The Union Finance Minister recently remarked that she was keeping her options open on monetisation of the deficit by the RBI.
How the government and the RBI decide on this will have significant implications for India’s economic prospects, and here is an overview on that.
What is the present deficit scenario?
Indian economy is passing through an unprecedented phase, and so is the fiscal health of the country.
Apparently, the government will not be able to achieve its FY21 fiscal deficit target of 3.5% of GDP.
The exchequer is facing a revenue crunch due to falling tax revenue post the lockdown.
There is also difficulty in realising the disinvestment target in an uncertain market.
Adding to it, the RBI has projected a negative GDP growth rate for the Indian economy in FY21.
The Government has even raised its gross market borrowing for FY21 by 54% (Rs 7.8 - 12 lakh crore).
Given these, the fiscal deficit as a percentage of GDP may even cross the double-digit mark.
The government stimulus package of Rs 20 lakh crore also seems to be inadequate to revive the economy.
As is seen, a large part of it accounts for liquidity-boosting measures by the RBI.
Because, the weak fiscal position has forced the government to restrict the stimulus.
It is in this scenario, that the need for monetisation of deficit has been widely felt.
What is monetisation of deficit?
In simple terms, monetising the deficit is equal to the central bank creating money to help the government meet its expenditure.
In layman’s language, this means printing more money ('monetisation'), which is direct monetisation.
In other way, deficit monetisation happens when the RBI buys government securities directly from the primary market to fund government’s expenses.
This is a kind of implicit monetisation.
How have the modes evolved?
Monetisation of deficit was in practice in India till 1997.
Back then, the central bank automatically monetised government deficit.
It does it through the issuance of ad-hoc treasury bills.
However, two agreements were signed between the government and RBI in 1994 and 1997.
This was to completely phase-out funding through ad-hoc treasury bills.
Later on, with the enactment of FRBM Act, 2003, RBI was completely barred from subscribing to the primary issuances of the government from April 1, 2006.
It was agreed that henceforth, the RBI would operate only in the secondary market through the OMO (open market operations) route.
[OMOs involve the sale and purchase of government securities to and from the market by the RBI to adjust the rupee liquidity conditions.]
The implied understanding was that the RBI would use the OMO route not so much to support government borrowing.
Instead, it would be used as a liquidity instrument.
This was to manage the balance between the policy objectives of supporting growth, checking inflation and preserving financial stability.
How does it work?
Direct monetisation (or simply 'monetisation') of the deficit does not mean the government is getting free money from the RBI.
It has to be worked out through the combined balance sheet of the government and the RBI.

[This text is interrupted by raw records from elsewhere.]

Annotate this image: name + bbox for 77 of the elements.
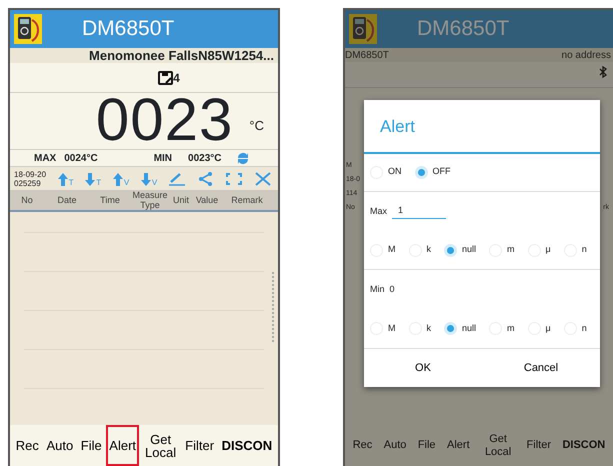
app-title: DM6850T (82, 16, 174, 42)
up-arrow-icon (112, 170, 124, 186)
min-value: 0023°C (188, 152, 222, 166)
bottom-bar-button[interactable]: Auto (380, 425, 410, 466)
field-value: 0 (390, 282, 395, 296)
input-field[interactable]: 1 (392, 204, 446, 219)
close-icon (254, 170, 272, 186)
save-icon (158, 70, 174, 84)
dialog-button[interactable]: Cancel (482, 348, 600, 387)
radio-button[interactable] (444, 244, 457, 256)
radio-label: m (507, 322, 515, 335)
bottom-bar-button[interactable]: File (78, 425, 105, 466)
bottom-bar-button[interactable]: DISCON (218, 425, 276, 466)
column-header: Unit (172, 195, 190, 205)
min-label: MIN (154, 152, 172, 166)
bottom-bar-button[interactable]: File (414, 425, 439, 466)
radio-label: k (426, 322, 431, 335)
column-header: No (20, 195, 34, 205)
dialog-button[interactable]: OK (364, 348, 482, 387)
radio-label: M (388, 243, 396, 256)
bottom-bar-button[interactable]: DISCON (559, 425, 608, 466)
radio-label: OFF (432, 165, 450, 178)
down-arrow-icon (84, 170, 96, 186)
radio-label: n (582, 243, 587, 256)
date-text: 18-09-20 (14, 170, 46, 178)
radio-label: μ (546, 322, 551, 335)
bottom-bar-button[interactable]: Alert (106, 425, 140, 466)
time-text: 025259 (14, 178, 42, 188)
meter-logo-icon (349, 14, 377, 44)
radio-button[interactable] (414, 166, 428, 178)
field-label: Max (370, 204, 388, 218)
bottom-bar-button[interactable]: Auto (43, 425, 76, 466)
saved-count: 4 (173, 70, 180, 86)
radio-label: μ (546, 243, 551, 256)
location-text: Menomonee FallsN85W1254... (10, 48, 278, 63)
meter-logo-icon (14, 14, 42, 44)
column-header: Value (194, 195, 220, 205)
down-arrow-icon (140, 170, 152, 186)
radio-label: null (462, 322, 476, 335)
bottom-bar-button[interactable]: Filter (182, 425, 218, 466)
radio-label: n (582, 322, 587, 335)
address-text: no address (562, 49, 611, 62)
scrollbar (272, 272, 274, 342)
expand-icon (225, 170, 244, 186)
bottom-bar-button[interactable]: Rec (350, 425, 376, 466)
max-value: 0024°C (64, 152, 98, 166)
radio-label: m (507, 243, 515, 256)
radio-label: null (462, 243, 476, 256)
radio-label: ON (388, 165, 402, 178)
column-header: Measure Type (131, 190, 168, 210)
axis-letter: V (124, 178, 130, 186)
column-header: Date (56, 195, 78, 205)
bottom-bar-button[interactable]: Get Local (478, 425, 518, 466)
bluetooth-icon (599, 66, 607, 78)
reading-unit: °C (249, 116, 264, 134)
column-header: Remark (230, 195, 264, 205)
bottom-bar-button[interactable]: Get Local (140, 425, 181, 466)
share-icon (196, 170, 215, 186)
reading-value: 0023 (96, 91, 234, 149)
radio-label: M (388, 322, 396, 335)
axis-letter: T (96, 178, 102, 186)
dialog-title: Alert (364, 100, 600, 154)
radio-button[interactable] (444, 322, 457, 335)
max-label: MAX (34, 152, 56, 166)
bottom-bar-button[interactable]: Filter (524, 425, 554, 466)
radio-label: k (426, 243, 431, 256)
app-title: DM6850T (417, 16, 510, 42)
bottom-bar-button[interactable]: Rec (12, 425, 42, 466)
column-header: Time (99, 195, 121, 205)
field-label: Min (370, 282, 385, 296)
axis-letter: T (68, 178, 74, 186)
pencil-icon (168, 170, 186, 186)
axis-letter: V (152, 178, 158, 186)
device-name: DM6850T (345, 49, 389, 62)
refresh-icon (236, 152, 250, 164)
up-arrow-icon (56, 170, 69, 186)
bottom-bar-button[interactable]: Alert (444, 425, 473, 466)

In that case, it will turn out that the government gets it not free, but in heavily subsidised manner.
That subsidy is forced out of the banks.
And, as in the case of all invisible subsidies, banks do not even visibly know.
In the other way, now, the RBI is monetising the deficit indirectly by buying government bonds through open market operations (OMOs).

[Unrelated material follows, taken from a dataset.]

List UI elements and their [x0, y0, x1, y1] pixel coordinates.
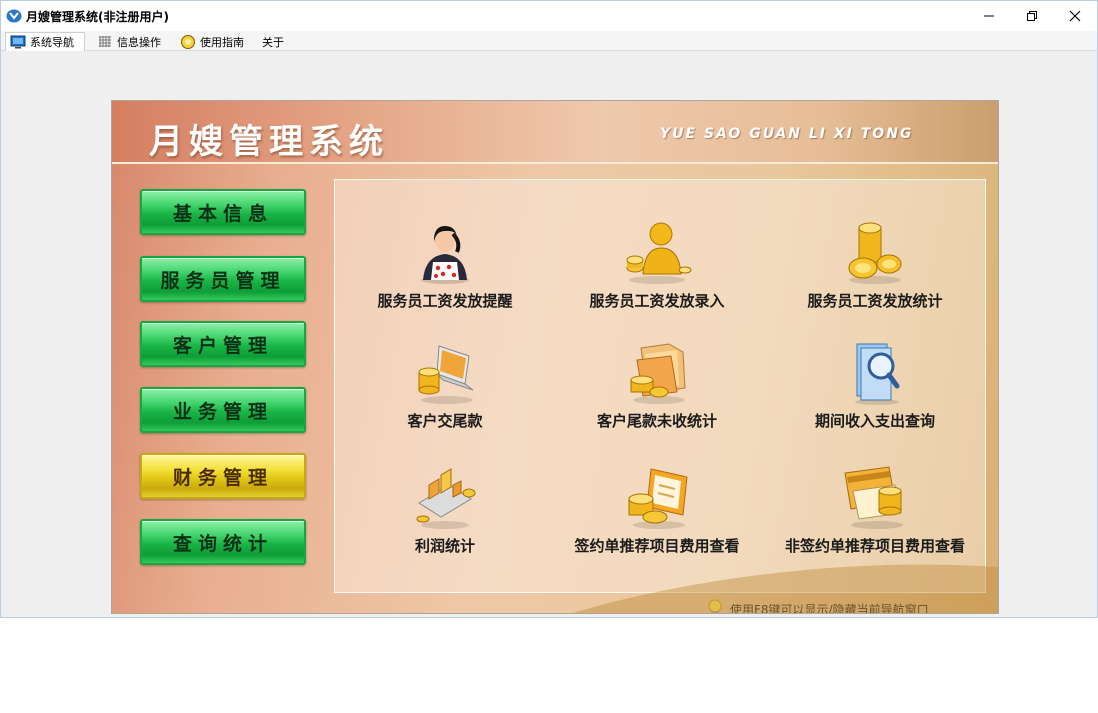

Notably, both monetisation and OMOs involve printing of money by the RBI.
But there are important differences between the two options that make shifting over to monetisation a risky decision.
How is OMO better to direct monetisation?

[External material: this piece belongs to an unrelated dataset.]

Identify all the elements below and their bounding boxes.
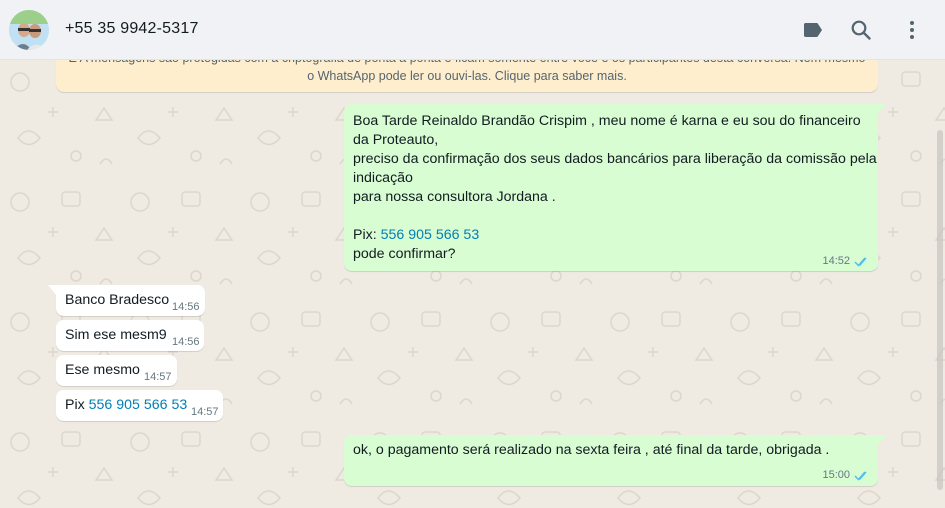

Both monetisation and OMOs involve expansion of money supply that can potentially result in inflation.
However, the inflation risk that both carry is different.
OMOs are a monetary policy tool with the RBI deciding on the amount of liquidity to be injected in and when to.
In contrast, in monetisation, the quantum and timing of money supply is determined by the government’s borrowing rather than the RBI’s monetary policy, to fund the fiscal deficit.
If RBI is seen as losing control over monetary policy, it will raise concerns about inflation.
That can be a more serious problem than it seems.
More importantly, India is inflation prone unlike many other economies.
Notably, after the global financial crisis when inflation “died” everywhere, India was hit with a high and stubborn inflation period.
As is said by some, the RBI back then failed to tighten policy at the right time.
But since then, India has embraced a monetary policy framework.
The RBI has indeed earned credibility for delivering on inflation within the target in this period.
Now, forsaking that credibility can be costly, with wider implications for the economy both in the short- and long-terms.
If, despite these, the government decides to go ahead, markets will fear that the constraints on fiscal policy are being abandoned.
They may see the government as planning to solve its fiscal problems by inflating away its debt.
If that occurs, yields on government bonds will shoot up, which is the opposite of what is sought to be achieved.
If in fact bond yields shoot up in real terms, there might be a case for monetisation, strictly as a one-time measure. India has not reached that point yet.
In sum, monetisation has few advantages but it carries a large cost in credibility.